I also work on another assumption, that it’s much better to repeatedly fail to understand something than just to decide it’s incomprehensible and stop trying, I also work on the assumption that basically I can and will understand something if I continue, it may simply be that what prevents me from understanding it is the time I have to devote to it. Some people will get it in ten minutes, it might take me a lifetime, or more, but what am I supposed to be doing that's so much more gratifying/rewarding anyway?
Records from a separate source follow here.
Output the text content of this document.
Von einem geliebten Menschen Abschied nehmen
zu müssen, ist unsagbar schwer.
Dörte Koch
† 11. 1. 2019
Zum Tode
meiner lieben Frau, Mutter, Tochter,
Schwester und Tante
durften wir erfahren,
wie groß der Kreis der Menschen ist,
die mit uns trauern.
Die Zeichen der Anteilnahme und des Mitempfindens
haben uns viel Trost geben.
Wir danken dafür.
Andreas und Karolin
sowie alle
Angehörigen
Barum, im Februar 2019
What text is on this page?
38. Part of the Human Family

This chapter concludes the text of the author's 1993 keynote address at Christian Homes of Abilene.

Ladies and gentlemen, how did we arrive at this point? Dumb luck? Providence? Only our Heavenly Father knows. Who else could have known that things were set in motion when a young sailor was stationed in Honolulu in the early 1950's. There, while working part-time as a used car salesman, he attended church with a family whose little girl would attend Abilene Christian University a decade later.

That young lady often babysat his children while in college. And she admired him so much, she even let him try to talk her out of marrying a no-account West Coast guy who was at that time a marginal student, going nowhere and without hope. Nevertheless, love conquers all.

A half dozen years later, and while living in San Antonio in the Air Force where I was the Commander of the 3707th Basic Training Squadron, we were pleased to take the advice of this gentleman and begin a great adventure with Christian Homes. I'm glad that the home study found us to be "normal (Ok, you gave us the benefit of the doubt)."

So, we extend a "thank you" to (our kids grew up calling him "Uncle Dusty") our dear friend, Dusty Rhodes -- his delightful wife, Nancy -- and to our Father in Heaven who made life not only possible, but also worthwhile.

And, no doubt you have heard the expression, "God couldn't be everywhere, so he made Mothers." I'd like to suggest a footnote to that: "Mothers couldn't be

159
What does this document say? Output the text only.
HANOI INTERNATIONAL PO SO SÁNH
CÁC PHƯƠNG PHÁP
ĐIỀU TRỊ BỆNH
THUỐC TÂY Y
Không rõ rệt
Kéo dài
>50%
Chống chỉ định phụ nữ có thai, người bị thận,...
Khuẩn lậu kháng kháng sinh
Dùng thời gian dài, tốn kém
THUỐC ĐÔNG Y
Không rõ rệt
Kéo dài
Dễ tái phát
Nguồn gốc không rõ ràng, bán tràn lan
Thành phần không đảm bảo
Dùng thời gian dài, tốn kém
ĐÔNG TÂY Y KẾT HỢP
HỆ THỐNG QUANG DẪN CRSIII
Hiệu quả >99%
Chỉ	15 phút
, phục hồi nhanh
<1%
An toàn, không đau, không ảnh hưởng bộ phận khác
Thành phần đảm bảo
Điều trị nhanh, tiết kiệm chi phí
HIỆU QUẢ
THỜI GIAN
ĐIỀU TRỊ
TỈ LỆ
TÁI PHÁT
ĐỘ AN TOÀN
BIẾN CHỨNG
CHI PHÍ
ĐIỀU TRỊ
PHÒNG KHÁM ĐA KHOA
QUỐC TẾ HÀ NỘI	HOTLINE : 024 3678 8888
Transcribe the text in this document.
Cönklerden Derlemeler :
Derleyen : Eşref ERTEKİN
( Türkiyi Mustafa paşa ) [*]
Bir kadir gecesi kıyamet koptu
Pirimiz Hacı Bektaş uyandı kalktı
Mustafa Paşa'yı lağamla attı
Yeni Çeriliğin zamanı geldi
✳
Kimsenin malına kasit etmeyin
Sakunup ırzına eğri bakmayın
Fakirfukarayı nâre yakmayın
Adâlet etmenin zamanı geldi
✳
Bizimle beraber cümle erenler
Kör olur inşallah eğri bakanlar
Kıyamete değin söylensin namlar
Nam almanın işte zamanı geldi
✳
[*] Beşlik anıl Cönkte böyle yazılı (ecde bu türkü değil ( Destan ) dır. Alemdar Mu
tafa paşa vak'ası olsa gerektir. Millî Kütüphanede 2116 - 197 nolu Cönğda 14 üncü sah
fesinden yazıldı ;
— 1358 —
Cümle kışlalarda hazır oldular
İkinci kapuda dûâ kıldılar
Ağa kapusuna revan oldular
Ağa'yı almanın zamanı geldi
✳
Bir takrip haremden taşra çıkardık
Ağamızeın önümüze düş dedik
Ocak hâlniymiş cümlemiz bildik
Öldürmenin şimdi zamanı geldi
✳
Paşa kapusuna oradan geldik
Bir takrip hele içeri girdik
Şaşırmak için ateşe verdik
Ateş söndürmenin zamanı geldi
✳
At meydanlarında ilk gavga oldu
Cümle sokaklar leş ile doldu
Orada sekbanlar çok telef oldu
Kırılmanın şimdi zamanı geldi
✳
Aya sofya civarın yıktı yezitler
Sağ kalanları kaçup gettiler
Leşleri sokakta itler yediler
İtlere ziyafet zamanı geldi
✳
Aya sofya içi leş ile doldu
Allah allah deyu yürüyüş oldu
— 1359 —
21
I also assume that bluffing is a) immediately detectable even to other bluffers and b) antithetical to what brought you there in the first place.

What I am broadly encouraged by is the fact that if you do return to it, if you do think about it, probe at it, reflect on it, it will yield up its meaning, or at least a meaning. It will sound perverse but one of the best experience s of my life was being stuck in Ramsgate as a twenty six year old with the collected works of Wallace Stevens and little else to distract me, no You Tube in those days. I read poem after poem in total incomprehension until I got to “On the road home” one of the simpler expositions of Steven’s thought, a toehold of sorts. Then other pieces began to take on a sort of sense until I felt confident that I could reasonably offer an idea as to what Stevens was about. It required months of engagement (but hey, y'know it was a deeply committed and complex poet's lifework I mean, excuse me for not immediatley having a handle on him) to come up with nothing very sophisticated, a basic idea, and there is still much of his work that remains thoroughly obscure to this day.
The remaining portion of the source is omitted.